[virt-tools-list] [PATCH-v5.5 5/5] virt-manager version-id changes

Cole Robinson crobinso at redhat.com
Wed Apr 10 22:29:27 UTC 2013


On 04/09/2013 03:19 PM, Gene Czarcinski wrote:
> The current situation where a fixed value only is used
> for the version of the virt-manager tarball is not
> acceptable if for no other reason than it does not
> reflect just what is in the tarball.
> 
> This update changes the virt-manager version id and
> introduces an *external* version id used for the sdist tarball
> and an *internal* version id which is displayed by
> ./virt-manager --version
> 
> The external version id is based on either cliconfig.__version__
> or the result of git-describe--tags.  If the version
> includes the prefix "RELEASE-", it is deleted.  If the version
> includes any suffix it is deleted but noted that it is
> present.  If there is a suffix or git-describe returns values for the number of
> commits and current commit id, then the external version id
> includes '.gityyyymmdd' as a suffix (e.g., '.git20130403').
> 
> Note: If more granulariy is needed to differentiate
> snapshots, tags can be added/used to provide such
> granularity.  E.g., instead of 0.9.5, have 0,9.5.100.
> 
> The internal version id adds information from git-describe
> to the external version id.
> 
> Optionally, either the fixed version id of cliconfig.__version__
> or a version id based on the tag portion of git-describe
> is used.  This is specified as 'tag' or 'fixed' for
> __vertype__ in virtcli/version.py.
> 
> get_version_1() returns the external-version-id and
> get_version_2() returns the internal-version-id.
> 
> If the versioning code is run in the git-clone repository,
> the the version ids are initializated.  If not running under
> git, then version.__version_1__ [external] and
> version__version_2__ [internal] are used.  These were
> created the last time sdist was run and are stored
> in virtcli/version.py.
> 
> There are provisions for autobuild so that when autobuild.sh
> is run, AUTOBUILD_OVERRIDE_VERSION=y causes the suffix to
> be ignored so that the autobuild naming is in effect for
> rpms.
> 
> Note: Provisions to support autobuild.sh are included but
> autobuild.sh is not updated.  This is/should/be addressed
> by a separate patch.
> 
> Note: sdist calls cliconfig.check_git_uncommited_changes()
> to verify that there are no uncommitted changes.  If, and
> only if running this is a git repository, a check is made
> for uncommitted changes and execution is aborted if such
> changes exist.
> 
> The virt-manager.spec file has been renamed virt-manager.spec.in
> and the release-id changed to @VERSION@ so that it can be
> replaced with the external-version-id when setup-sdist is run.
> 
> Update .gitignore for new, non-managed files virtcli/version.py
> and virt-manager.spec
> .

Gene, I'm sorry, but I truly have no interest in maintaining this as part of
virt-manager.
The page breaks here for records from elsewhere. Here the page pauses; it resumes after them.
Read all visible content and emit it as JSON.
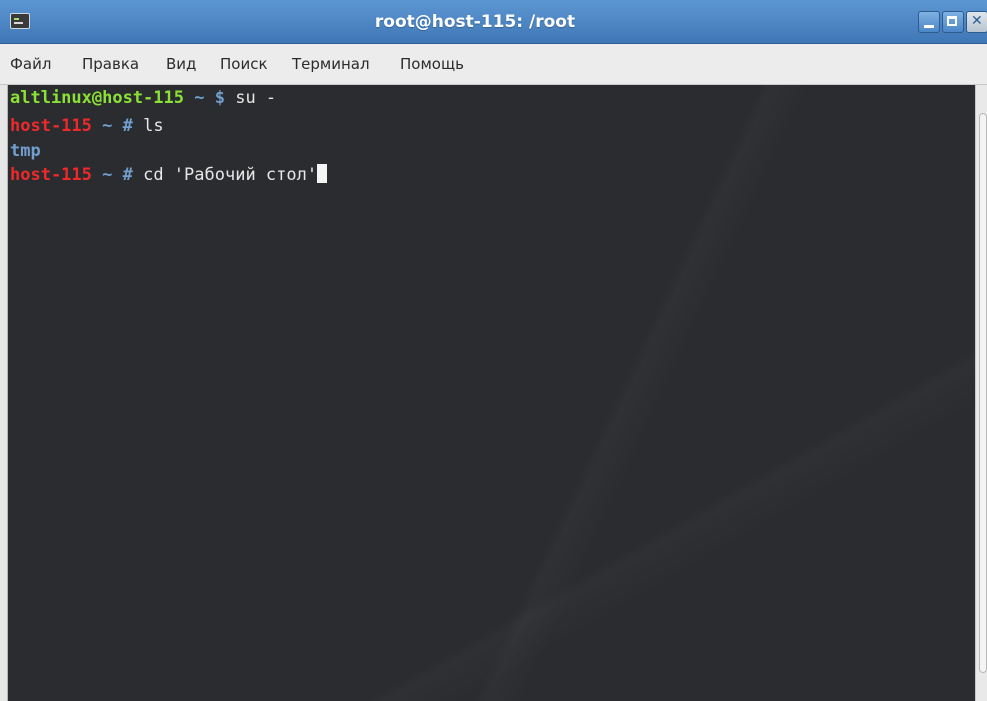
{
  "window": {
    "title": "root@host-115: /root"
  },
  "menu": {
    "items": [
      "Файл",
      "Правка",
      "Вид",
      "Поиск",
      "Терминал",
      "Помощь"
    ]
  },
  "terminal": {
    "lines": [
      {
        "user_host": "altlinux@host-115",
        "path": " ~ ",
        "symbol": "$",
        "command": " su -"
      },
      {
        "user_host": "host-115",
        "path": " ~ ",
        "symbol": "#",
        "command": " ls"
      },
      {
        "output": "tmp"
      },
      {
        "user_host": "host-115",
        "path": " ~ ",
        "symbol": "#",
        "command": " cd 'Рабочий стол'"
      }
    ]
  },
  "colors": {
    "prompt_user_green": "#8ae234",
    "prompt_root_red": "#ef2929",
    "prompt_symbol_blue": "#729fcf",
    "terminal_bg": "#2b2c2f",
    "titlebar": "#4a84c2"
  },
  "icons": {
    "title_app": "terminal-icon",
    "minimize": "minimize-icon",
    "maximize": "maximize-icon",
    "close": "close-icon"
  }
}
The problems you describe affect just about every open source
project I've worked on, so even though it _is_ sub optimal it's common enough
that it clearly doesn't cause too much grief, so it doesn't warrant such a
complex solution.

This code also has numerous problems:

- _check_for_git is run on every invocation of virt-manager, even a system
installed one.
- this will give incorrect results if /usr/bin/virt-manager is run from a
completely unrelated git repo
- this non-standard behavior isn't documented anywhere
- uses deprecated 'commands' module
- stylistic problems: _init_version is a 40 line function with no line breaks,
get_version_1/2 are unclear function names, long lines, few comments, etc.
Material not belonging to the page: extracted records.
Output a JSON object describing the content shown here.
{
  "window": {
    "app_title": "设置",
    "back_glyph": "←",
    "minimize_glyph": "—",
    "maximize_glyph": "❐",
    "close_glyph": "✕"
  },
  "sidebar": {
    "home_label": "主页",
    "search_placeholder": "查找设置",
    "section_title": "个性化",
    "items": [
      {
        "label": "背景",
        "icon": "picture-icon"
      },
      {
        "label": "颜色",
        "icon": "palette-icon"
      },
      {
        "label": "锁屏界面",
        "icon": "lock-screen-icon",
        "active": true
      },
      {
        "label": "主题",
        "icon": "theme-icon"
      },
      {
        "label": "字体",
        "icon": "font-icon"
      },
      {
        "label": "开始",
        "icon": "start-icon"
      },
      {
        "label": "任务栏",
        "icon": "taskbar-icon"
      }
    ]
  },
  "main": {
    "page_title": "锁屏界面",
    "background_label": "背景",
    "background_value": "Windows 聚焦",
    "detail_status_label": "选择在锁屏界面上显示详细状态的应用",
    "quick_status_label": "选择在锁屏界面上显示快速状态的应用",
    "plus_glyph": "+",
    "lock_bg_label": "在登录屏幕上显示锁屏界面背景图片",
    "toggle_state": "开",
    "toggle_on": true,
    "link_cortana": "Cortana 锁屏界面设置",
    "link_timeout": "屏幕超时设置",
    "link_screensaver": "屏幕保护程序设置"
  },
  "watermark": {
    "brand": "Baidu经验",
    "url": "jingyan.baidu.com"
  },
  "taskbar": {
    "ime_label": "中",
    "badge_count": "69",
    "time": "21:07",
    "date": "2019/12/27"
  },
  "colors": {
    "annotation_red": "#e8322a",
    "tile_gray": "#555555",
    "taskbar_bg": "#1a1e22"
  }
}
If what you want is to do regular builds of virt-manager which have a fully
descriptive git tag in the virt-manager --version and RPM version, my
recommendation is to just come up with a private script that edits __version__
and kicks off a build. Or maybe add a setup.py switch to configure/build/rpm
or similar that takes a manually specified version and does the magic. I'm
willing to entertain other simple, non-invasive ideas. But generating a unique
version from git calls in python code as part of virt-manager is just overkill.